キャンドルや間接照明を上手に使って、光と時間を自在にコントロール

わが家では、19時30分になると照明を落としてリビングを薄暗くするのが日課です。「太陽が落ちて夜になりました。そろそろ眠る時間ですよ」と子どもたちに知らせるため、子どもの就寝タイムの1時間前にはすべての部屋のライトを消して、この小さなスポットライトだけを灯します。照明を工夫した光の演出によって、できるだけ自然に大人と子どもの時間を分けるようにしているんです。やわらかな間接照明を取り入れることで気持ちもゆったりするし、子どもだけでなく大人にとってもリラックス効果があります。ほの暗く心地よい雰囲気の中で、子どもたちとの絵本タイムが始まります。

眠りにつく前に、ほんの数分でも自分だけのリセットタイムを持って

賑やかな子どもたちが眠った後は、いよいよ自分だけの時間。このときは、家事や仕事のことは一切考えないようにしています。子育てをしている期間のママにとって、「自分の時間」は、なんとなく生まれるものではありません。「絶対にこの時間はオフにする!」という強い意志が必要です。毎日ではありませんが、「今日は疲れたな」という日は、キャンドルの光をただ見つめるという癒しの時間をつくっています。炎の揺らぎをぼ~っと見つめていると、自然と自分自身に意識を集中するので、頭の中を整理できてスッキリします。今やるべきことをこなしつつ、同時に少し先のことにも意識を向けながら日々を回す忙しい子育てママにとって、何かしらの儀式で1日の終わりにリセット時間をつくることはおすすめです。日々の「リセット」が重要なのは、片付けや収納と似ていますね。

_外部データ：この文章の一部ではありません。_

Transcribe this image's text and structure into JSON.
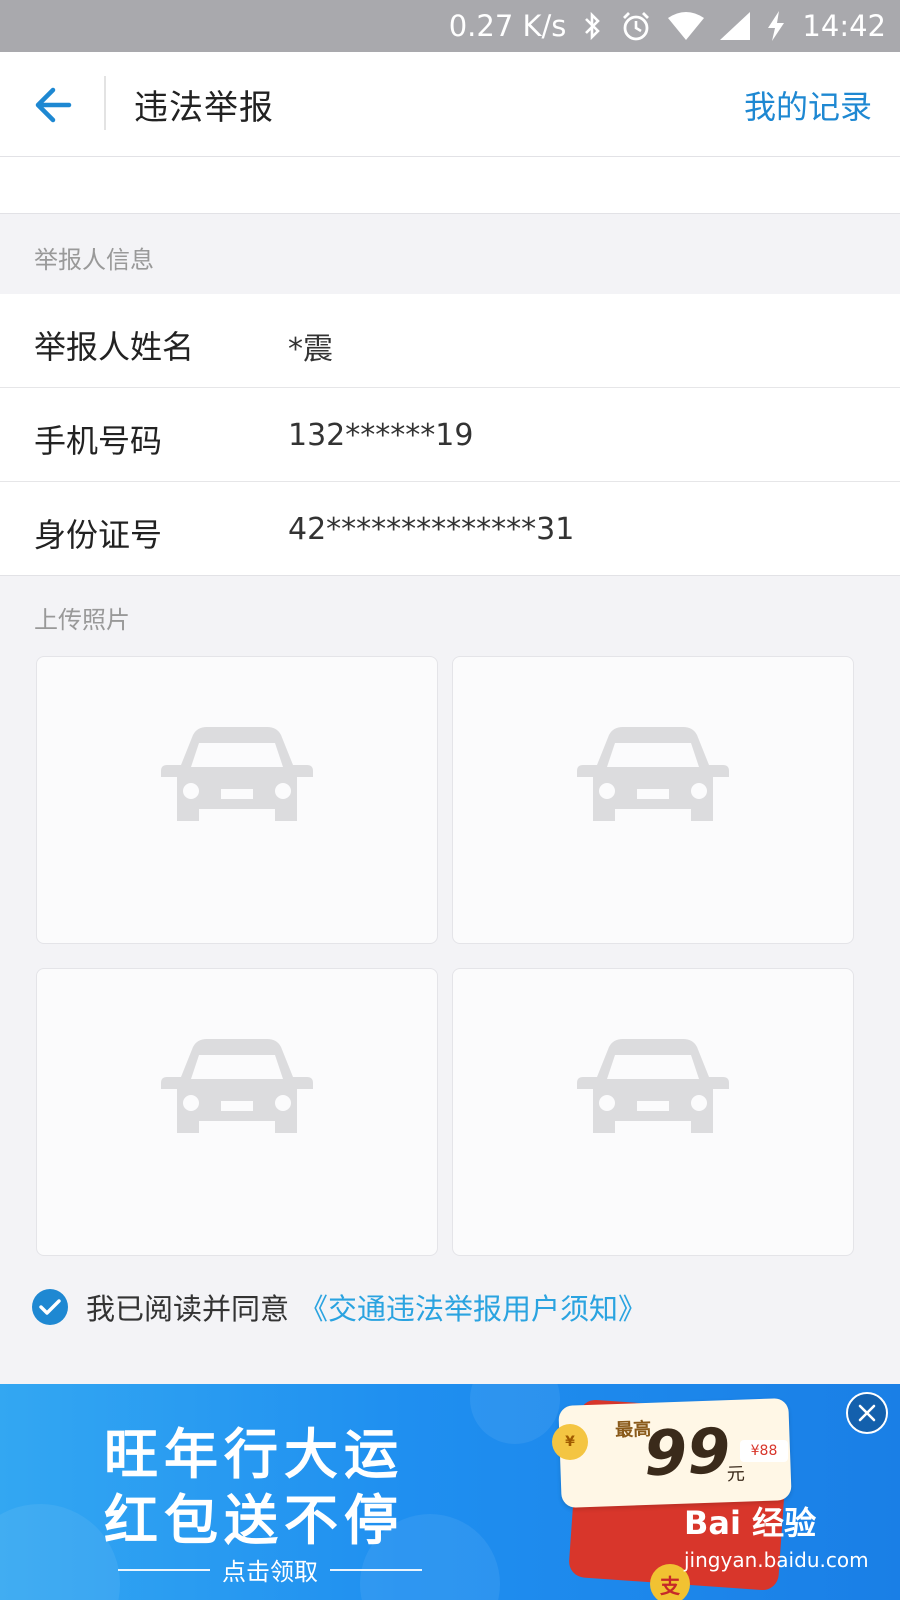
{
  "status_bar": {
    "network_speed": "0.27 K/s",
    "time": "14:42",
    "icons": [
      "bluetooth-icon",
      "alarm-icon",
      "wifi-icon",
      "signal-icon",
      "charging-icon"
    ]
  },
  "header": {
    "title": "违法举报",
    "records_link": "我的记录",
    "back_icon": "back-arrow-icon",
    "accent": "#1e88d2"
  },
  "reporter_section": {
    "label": "举报人信息",
    "rows": [
      {
        "label": "举报人姓名",
        "value": "*震"
      },
      {
        "label": "手机号码",
        "value": "132******19"
      },
      {
        "label": "身份证号",
        "value": "42**************31"
      }
    ]
  },
  "photo_section": {
    "label": "上传照片",
    "slot_icon": "car-placeholder-icon"
  },
  "agreement": {
    "checked": true,
    "text": "我已阅读并同意",
    "link": "《交通违法举报用户须知》"
  },
  "ad_banner": {
    "line1": "旺年行大运",
    "line2": "红包送不停",
    "cta": "点击领取",
    "badge_max": "最高",
    "amount": "99",
    "unit": "元",
    "tag": "¥88",
    "coin_symbol": "¥",
    "pay_symbol": "支",
    "close_icon": "close-icon"
  },
  "watermark": {
    "brand": "Bai 经验",
    "url": "jingyan.baidu.com"
  }
}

夫婦が別々に自分の趣味の時間を持つことで、相手を労わる気持ちに

リビングの隅に設置した本棚は、夫のお気に入りの漫画と、わたしの今読みたい本を集めたコーナーです。子どもたちが眠ってからの数時間は、夫婦それぞれが思い思いに好きなことをして過ごす時間にしています。お互いに干渉しない自由な時間は、自分の趣味に没頭できる貴重な時間です。「好きな漫画は夜に読めるから」と、日中は夫も家のことを進んで協力してくれるようになりました。また、わが家のテレビは、観るときだけクローゼットから出すシステムなので、なんとなくダラダラとテレビを観てしまう時間はありません。わたしも好きな雑誌や本を読んだり、なにもしないという心の贅沢を楽しんだり、自分だけの時間を大切にしています。

さいごに

今回は、「本多さおりさんに学ぶ、こどもの収納」全6回連載の最終回です。これまで、本多家をお手本にして、収納アイテム選びのコツや、ものを眠らせない収納テクニック、ワンアクションで出し入れできる工夫など、育児と家事を手助けしてくれる収納法を学んできました。収納のしくみを「今」に合ったスタイルに変えることで、家族みんなが心地よく過ごせるスペースに生まれ変わります。そして、そこにママのやさしい笑顔があれば、こどもにとって一番幸せな場所になるはずです。